For most UK SMEs, free tools are sufficient to start. Percona Monitoring and Management (PMM) provides query analytics, connection monitoring and Grafana dashboards at no cost, covering the core requirement of visibility into slow queries and database health. Paid tools (Datadog, pganalyze) justify their cost when you need: automatic index recommendations without a DBA on staff, SLA-backed vendor support, seamless integration with an existing commercial observability platform, or specific compliance features like SOC 2 reports. Start with PMM or Prometheus+Grafana; upgrade to a paid tool when the specific additional capabilities are needed.
The minimum viable monitoring setup for any UK production database is: slow query logging enabled (MySQL slow_query_log = ON, long_query_time = 2 or PostgreSQL log_min_duration_statement = 2000); a CPU and memory alert on the database host; a connection count alert set at 80% of max_connections; and pg_stat_statements enabled for PostgreSQL (or Performance Schema enabled for MySQL). This minimum setup -- achievable with no additional tooling beyond what the database ships with -- provides early warning of the most common production database problems at zero incremental cost.
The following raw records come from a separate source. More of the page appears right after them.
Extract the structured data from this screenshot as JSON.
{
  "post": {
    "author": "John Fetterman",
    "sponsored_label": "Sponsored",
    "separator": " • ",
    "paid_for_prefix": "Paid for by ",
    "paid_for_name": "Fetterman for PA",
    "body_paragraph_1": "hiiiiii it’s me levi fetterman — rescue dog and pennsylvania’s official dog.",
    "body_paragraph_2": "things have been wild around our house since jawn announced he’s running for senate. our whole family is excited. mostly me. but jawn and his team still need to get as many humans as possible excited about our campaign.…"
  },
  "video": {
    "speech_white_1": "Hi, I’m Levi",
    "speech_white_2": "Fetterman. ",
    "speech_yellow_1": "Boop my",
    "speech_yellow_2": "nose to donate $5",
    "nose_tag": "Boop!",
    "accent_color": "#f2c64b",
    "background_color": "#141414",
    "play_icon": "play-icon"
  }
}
Database monitoring tools typically capture query text or parameterised query fingerprints. Parameterised queries (using placeholders like $1 or ? instead of literal values) send query structure without personal data values. Literal queries (with actual email addresses, names or IDs in the query text) may send personal data to the monitoring tool. Ensure all application queries use parameterised statements -- this is also a SQL injection security requirement, not just a privacy concern. Configure monitoring tools to capture parameterised fingerprints only, and sign a Data Processing Agreement with any SaaS monitoring vendor before deployment.
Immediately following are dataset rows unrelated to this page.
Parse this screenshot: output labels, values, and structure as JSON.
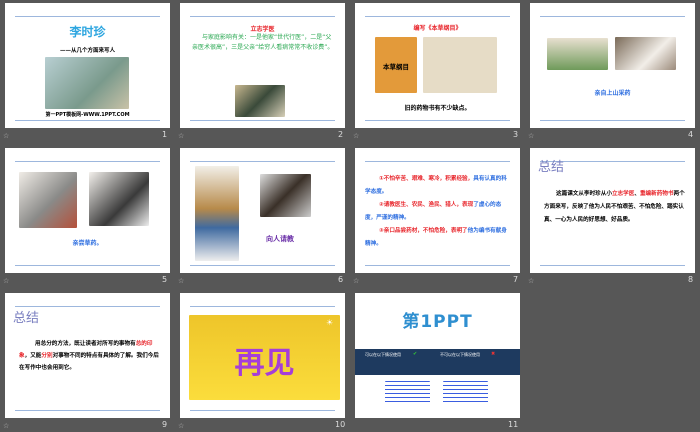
{
  "slides": [
    {
      "number": "1",
      "title": "李时珍",
      "subtitle": "——从几个方面来写人",
      "footer": "第一PPT模板网-WWW.1PPT.COM"
    },
    {
      "number": "2",
      "heading": "立志学医",
      "body": "与家庭影响有关：一是他家“世代行医”，二是“父亲医术很高”，三是父亲“给穷人看病常常不收诊费”。"
    },
    {
      "number": "3",
      "heading": "编写《本草纲目》",
      "book_title": "本草纲目",
      "caption": "旧的药物书有不少缺点。"
    },
    {
      "number": "4",
      "caption": "亲自上山采药"
    },
    {
      "number": "5",
      "caption": "亲尝草药。"
    },
    {
      "number": "6",
      "caption": "向人请教"
    },
    {
      "number": "7",
      "points": [
        {
          "red": "①不怕辛苦、艰难、寒冷，积累经验，",
          "blue": "具有认真的科学态度。"
        },
        {
          "red": "②请教医生、农民、渔民、猎人，表现",
          "blue": "了虚心的态度，严谨的精神。"
        },
        {
          "red": "③亲口品尝药材，不怕危险，表明了",
          "blue": "他为编书有献身精神。"
        }
      ]
    },
    {
      "number": "8",
      "heading": "总结",
      "p1": "这篇课文从李时珍从小",
      "h1": "立志学医",
      "p2": "、",
      "h2": "重编新药物书",
      "p3": "两个方面来写，反映了他为人民不怕艰苦、不怕危险、踏实认真、一心为人民的好思想、好品质。"
    },
    {
      "number": "9",
      "heading": "总结",
      "p1": "用总分的方法，既让读者对所写的事物有",
      "h1": "总的印象",
      "p2": "，又能",
      "h2": "分别",
      "p3": "对事物不同的特点有具体的了解。我们今后在写作中也会用到它。"
    },
    {
      "number": "10",
      "text": "再见"
    },
    {
      "number": "11",
      "logo": "第1PPT",
      "can_use": "可以在以下情况使用",
      "cannot_use": "不可以在以下情况使用"
    }
  ],
  "colors": {
    "background": "#575757",
    "accent_red": "#e8262c",
    "accent_blue": "#2f6fe0"
  }
}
pgBadger is a free, open-source PostgreSQL log analyser that generates HTML reports from PostgreSQL log files. It shows query frequency, duration statistics, top slow queries, connection statistics and error rates. pgBadger is not a real-time monitoring tool -- it analyses log files after the fact. It is the correct choice when you need a one-time or periodic deep analysis of PostgreSQL performance without deploying permanent monitoring infrastructure, or as a complement to real-time monitoring for historical log analysis. Install with apt-get install pgbadger and run pgbadger /var/log/postgresql/postgresql.log -o report.html.
Database monitoring supports UK GDPR compliance in three additional ways: first, query analytics identifies unusual data access patterns that may indicate a data breach or insider threat (Article 32 security requirement); second, monitoring tools that track which queries access personal data tables support your Data Protection Impact Assessment documentation; third, performance monitoring ensures the reliability of systems processing personal data, supporting the availability component of Article 32 security obligations. The ICO's technical guidance on security measures references system availability and integrity -- database monitoring directly evidences these controls.
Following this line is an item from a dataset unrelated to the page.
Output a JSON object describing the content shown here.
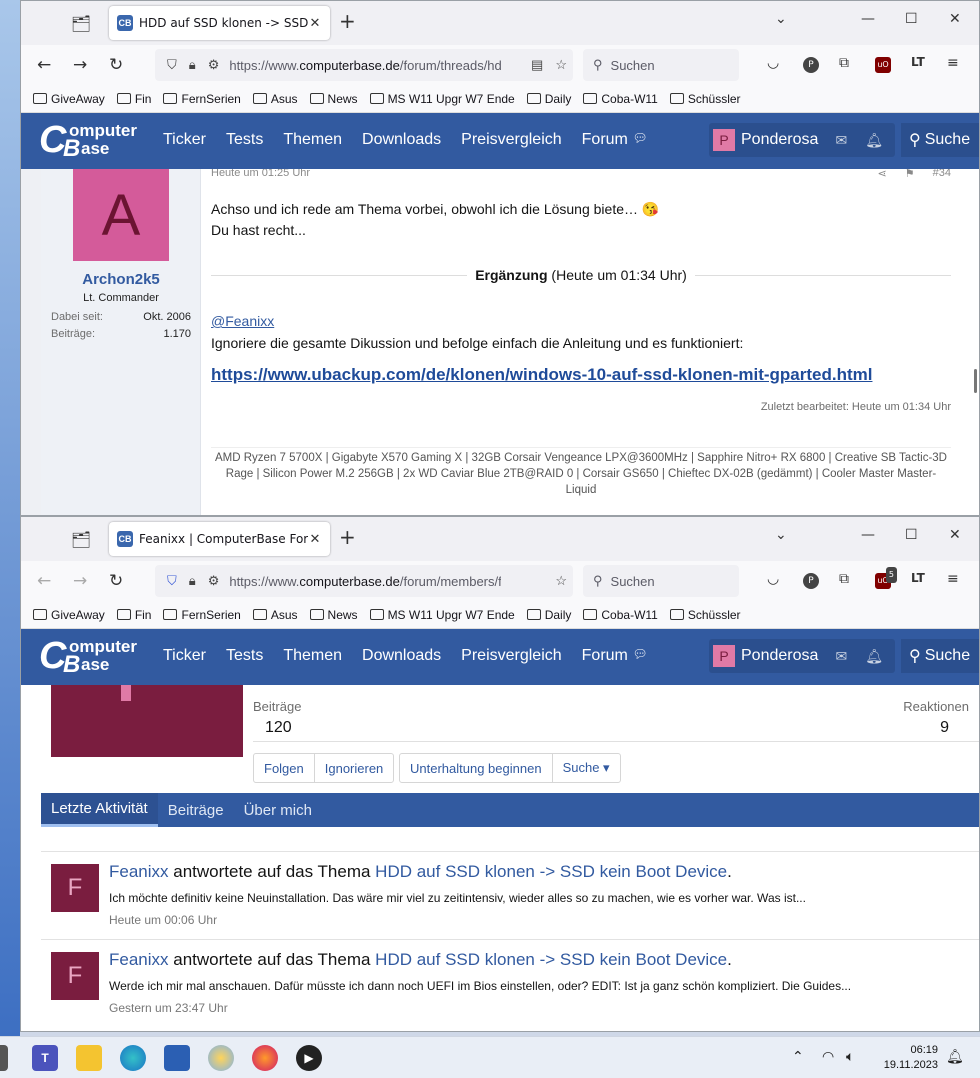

UK businesses should select database monitoring tools based on four criteria: database type (pganalyze is the strongest choice for PostgreSQL-only; Datadog for multi-database environments), team operational capacity (PMM requires self-hosting; SaaS tools require less maintenance), data residency requirements (PMM self-hosted or Datadog EU region for strictest GDPR compliance), and budget (PMM at zero cost; pganalyze from £49/month; Datadog from £35/host/month). The most important decision is to implement any monitoring -- the majority of UK SME production databases have none, which means every performance degradation is diagnosed reactively after user impact. Even the free minimum viable setup (slow query logging plus CPU alerts) is transformatively better than no visibility at all.